Attempting to return to the Bagge residence to unravel the mystery, the group is once again attacked by the Cicada Queen, which kidnaps most of them, leaving only Scooby and Courage behind. Plugging Velma's personal tablet into Courage's computer, they discover that the cicada's unnatural size and every other strange encounter Courage dealt with was the result of a dark matter meteor, the one presumably to have wiped out the dinosaurs, which is buried under the spot where the Bagge residence is. Courage and Scooby retrieve the meteor and rescue the gang. Their attempt to escape is thwarted by the Cicada Queen, who takes the meteor and holds Muriel hostage, forcing Courage to face his fears and confront it. After a long battle, the Cicada Queen is trapped under scraps from the Bagge windmill.

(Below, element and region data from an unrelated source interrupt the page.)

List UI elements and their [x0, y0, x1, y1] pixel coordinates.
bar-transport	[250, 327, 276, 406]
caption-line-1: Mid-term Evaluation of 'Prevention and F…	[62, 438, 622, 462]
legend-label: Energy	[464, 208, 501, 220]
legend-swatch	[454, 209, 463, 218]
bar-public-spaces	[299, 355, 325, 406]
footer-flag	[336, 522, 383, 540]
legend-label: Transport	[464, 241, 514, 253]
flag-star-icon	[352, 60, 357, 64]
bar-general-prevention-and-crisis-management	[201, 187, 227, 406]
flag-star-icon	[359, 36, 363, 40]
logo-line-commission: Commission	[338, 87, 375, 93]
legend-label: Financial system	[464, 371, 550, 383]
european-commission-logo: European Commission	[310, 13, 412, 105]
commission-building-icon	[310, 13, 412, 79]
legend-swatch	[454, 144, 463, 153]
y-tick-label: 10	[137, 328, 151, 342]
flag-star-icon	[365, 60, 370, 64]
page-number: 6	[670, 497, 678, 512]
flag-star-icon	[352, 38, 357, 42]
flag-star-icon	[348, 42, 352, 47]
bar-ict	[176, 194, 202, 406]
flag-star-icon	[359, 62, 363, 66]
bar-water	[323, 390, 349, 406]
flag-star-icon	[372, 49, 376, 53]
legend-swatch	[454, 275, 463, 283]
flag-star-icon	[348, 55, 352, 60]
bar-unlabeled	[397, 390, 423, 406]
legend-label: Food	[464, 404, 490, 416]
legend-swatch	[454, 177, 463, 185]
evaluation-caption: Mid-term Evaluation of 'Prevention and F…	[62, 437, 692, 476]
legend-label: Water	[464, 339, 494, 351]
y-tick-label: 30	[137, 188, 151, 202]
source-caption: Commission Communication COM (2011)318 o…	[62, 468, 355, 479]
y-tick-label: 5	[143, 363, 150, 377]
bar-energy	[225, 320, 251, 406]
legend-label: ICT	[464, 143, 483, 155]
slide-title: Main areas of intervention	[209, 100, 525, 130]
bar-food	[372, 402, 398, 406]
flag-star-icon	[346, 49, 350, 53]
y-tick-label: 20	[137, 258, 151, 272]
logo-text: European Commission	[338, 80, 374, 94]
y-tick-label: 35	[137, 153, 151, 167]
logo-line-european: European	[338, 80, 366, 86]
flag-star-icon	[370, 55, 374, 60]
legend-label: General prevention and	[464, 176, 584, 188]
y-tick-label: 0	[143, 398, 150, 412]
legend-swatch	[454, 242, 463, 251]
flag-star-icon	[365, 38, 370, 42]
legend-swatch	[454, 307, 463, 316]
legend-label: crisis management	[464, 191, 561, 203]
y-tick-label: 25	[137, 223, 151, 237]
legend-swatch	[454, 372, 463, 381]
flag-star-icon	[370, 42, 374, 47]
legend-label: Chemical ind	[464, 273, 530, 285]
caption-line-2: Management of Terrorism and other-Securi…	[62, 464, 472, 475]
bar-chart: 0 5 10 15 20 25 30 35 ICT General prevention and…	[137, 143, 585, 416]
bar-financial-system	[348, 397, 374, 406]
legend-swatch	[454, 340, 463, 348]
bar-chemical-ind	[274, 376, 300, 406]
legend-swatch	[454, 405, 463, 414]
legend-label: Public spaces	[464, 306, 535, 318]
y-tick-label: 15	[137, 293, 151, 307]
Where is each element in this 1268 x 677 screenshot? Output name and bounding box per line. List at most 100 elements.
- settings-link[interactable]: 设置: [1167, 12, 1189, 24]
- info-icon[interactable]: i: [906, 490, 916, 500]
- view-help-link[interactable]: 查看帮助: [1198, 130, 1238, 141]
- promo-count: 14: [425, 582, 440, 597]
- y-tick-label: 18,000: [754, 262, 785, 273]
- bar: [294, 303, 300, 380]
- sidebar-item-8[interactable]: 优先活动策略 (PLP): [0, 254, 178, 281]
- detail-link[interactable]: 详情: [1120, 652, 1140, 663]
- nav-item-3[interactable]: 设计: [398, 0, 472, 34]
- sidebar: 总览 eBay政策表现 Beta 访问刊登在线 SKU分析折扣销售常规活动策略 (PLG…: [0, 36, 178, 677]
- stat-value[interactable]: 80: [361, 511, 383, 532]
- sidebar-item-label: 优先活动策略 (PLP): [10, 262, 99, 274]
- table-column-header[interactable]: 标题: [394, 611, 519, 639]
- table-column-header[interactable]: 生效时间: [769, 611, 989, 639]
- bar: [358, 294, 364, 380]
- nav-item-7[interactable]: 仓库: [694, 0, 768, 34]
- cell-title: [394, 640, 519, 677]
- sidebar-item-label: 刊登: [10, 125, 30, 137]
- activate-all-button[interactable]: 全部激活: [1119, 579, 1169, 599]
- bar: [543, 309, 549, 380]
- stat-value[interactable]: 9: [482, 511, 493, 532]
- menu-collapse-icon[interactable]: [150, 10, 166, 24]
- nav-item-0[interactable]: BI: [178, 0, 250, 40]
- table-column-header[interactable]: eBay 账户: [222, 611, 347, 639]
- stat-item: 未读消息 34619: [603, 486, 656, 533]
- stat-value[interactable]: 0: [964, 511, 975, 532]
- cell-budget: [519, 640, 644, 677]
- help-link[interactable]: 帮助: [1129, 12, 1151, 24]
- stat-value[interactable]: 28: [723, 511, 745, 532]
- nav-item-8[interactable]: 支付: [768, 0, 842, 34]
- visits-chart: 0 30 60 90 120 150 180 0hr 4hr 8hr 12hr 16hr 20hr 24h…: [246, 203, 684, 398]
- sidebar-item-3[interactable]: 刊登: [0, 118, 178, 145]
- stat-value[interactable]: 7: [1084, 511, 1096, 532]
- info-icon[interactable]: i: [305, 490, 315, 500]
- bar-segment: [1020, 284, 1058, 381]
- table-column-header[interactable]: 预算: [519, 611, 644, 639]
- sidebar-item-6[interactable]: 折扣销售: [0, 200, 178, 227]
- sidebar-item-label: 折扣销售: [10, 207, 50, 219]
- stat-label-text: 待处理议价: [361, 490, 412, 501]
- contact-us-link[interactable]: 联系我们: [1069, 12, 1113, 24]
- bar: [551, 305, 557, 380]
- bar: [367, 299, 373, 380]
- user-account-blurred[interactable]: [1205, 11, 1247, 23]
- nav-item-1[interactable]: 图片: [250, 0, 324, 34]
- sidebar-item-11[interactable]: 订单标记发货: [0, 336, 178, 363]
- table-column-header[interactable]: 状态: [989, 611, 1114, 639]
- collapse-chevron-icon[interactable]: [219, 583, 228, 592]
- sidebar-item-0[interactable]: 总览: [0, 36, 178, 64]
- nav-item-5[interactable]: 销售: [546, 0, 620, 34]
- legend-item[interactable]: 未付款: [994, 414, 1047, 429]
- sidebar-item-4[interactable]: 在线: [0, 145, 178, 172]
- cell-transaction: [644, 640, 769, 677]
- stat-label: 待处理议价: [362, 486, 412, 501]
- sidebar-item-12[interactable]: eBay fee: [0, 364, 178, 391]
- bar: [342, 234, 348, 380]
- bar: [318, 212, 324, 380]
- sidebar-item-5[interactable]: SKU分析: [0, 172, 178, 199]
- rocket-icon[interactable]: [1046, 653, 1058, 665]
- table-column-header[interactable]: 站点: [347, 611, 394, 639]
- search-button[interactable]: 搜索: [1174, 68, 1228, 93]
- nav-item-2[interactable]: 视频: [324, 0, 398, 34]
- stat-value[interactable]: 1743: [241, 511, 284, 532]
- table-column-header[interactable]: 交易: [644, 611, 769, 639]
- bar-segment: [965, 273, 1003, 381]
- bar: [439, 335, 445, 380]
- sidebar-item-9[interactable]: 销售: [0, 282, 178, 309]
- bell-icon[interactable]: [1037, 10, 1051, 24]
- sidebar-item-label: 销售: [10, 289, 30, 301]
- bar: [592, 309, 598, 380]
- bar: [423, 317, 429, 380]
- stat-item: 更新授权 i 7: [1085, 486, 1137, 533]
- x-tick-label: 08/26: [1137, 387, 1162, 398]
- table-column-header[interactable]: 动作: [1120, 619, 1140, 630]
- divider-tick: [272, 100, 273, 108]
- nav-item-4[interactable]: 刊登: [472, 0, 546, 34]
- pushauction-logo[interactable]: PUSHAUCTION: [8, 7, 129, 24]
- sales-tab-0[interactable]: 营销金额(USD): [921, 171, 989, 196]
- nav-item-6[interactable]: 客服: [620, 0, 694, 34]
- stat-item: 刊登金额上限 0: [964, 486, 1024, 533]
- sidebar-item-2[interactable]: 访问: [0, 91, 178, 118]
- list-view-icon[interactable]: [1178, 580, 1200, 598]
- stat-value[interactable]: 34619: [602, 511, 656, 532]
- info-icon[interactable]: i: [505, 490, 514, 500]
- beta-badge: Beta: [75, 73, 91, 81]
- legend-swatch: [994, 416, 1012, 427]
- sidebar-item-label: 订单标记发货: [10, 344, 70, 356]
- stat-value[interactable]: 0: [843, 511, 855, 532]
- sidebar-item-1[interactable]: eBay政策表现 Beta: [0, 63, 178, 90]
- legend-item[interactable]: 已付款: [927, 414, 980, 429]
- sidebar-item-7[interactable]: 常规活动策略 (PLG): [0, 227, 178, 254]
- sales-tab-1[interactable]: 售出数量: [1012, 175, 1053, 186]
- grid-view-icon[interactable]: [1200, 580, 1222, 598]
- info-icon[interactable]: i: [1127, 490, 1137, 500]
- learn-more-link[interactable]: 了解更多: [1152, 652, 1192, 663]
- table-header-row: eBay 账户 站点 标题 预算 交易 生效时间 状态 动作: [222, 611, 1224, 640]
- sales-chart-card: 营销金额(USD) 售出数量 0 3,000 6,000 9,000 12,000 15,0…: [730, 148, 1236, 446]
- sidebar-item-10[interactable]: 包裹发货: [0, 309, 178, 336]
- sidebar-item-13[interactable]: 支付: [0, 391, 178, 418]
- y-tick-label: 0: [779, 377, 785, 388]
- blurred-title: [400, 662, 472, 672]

The General and the Lieutenant soon arrive to apprehend the Cicada Queen, which is revealed to be a mech piloted by Katz and Le Quack. After discovering the meteor's existence, they teamed up to take over Nowhere's political facilities and to use the resources to dig up the meteor to hypnotize and rob several well-off locals, stashing it at the Bagge residence. When they learned that the Scooby gang was in the area, they used the meteor to brainwash the local cicada population to scare them off in an attempt to "up their game". The General attempts to secure the meteor to be used ostensibly as a weapon, but at Courage's suggestion, it is turned into a Disco ball so the group can celebrate.

== Production ==
John R. Dilworth, the original creator of Courage the Cowardly Dog, was not involved with the film's production. Marty Grabstein and Thea White reprised their roles as Courage and Muriel Bagge, while voice actor Jeff Bergman voiced Eustace Bagge, taking over from actors Lionel Wilson and Arthur Anderson, due to their deaths in 2003 and 2016, respectively. Bergman had previously voiced Eustace prior in a commercial advert for Cartoon Network's 20th anniversary in 2012.

The crossover marks the final acting credit of Thea White, who died during surgery on July 30, 2021, due to liver cancer, and the film was dedicated to her memory.

== Release ==
The film was released on DVD and Digital HD by Warner Bros. Home Entertainment on September 14, 2021.

== Reception ==
Dillon Gonzales, writing for Geek Vibes Nation, gave the film a positive review, saying "there are moments that feel a bit padded to justify a feature-length effort, but it is easy to give them a pass as you enjoy spending time with these characters". Becky O'Brien of Cinelinx also gave a positive review, saying the film "exceeded all of my expectations. This is a movie fans of both series will enjoy. It is literally a love letter to everything that makes both Scooby-Doo and Courage the Cowardly Dog fun to watch".

Common Sense Media gave the film 2 out of 5 stars.

Boca do Inferno said, "it's worth it for the opportunity to see them again on stage, fighting monsters with fear, sympathy and a lot of voracity."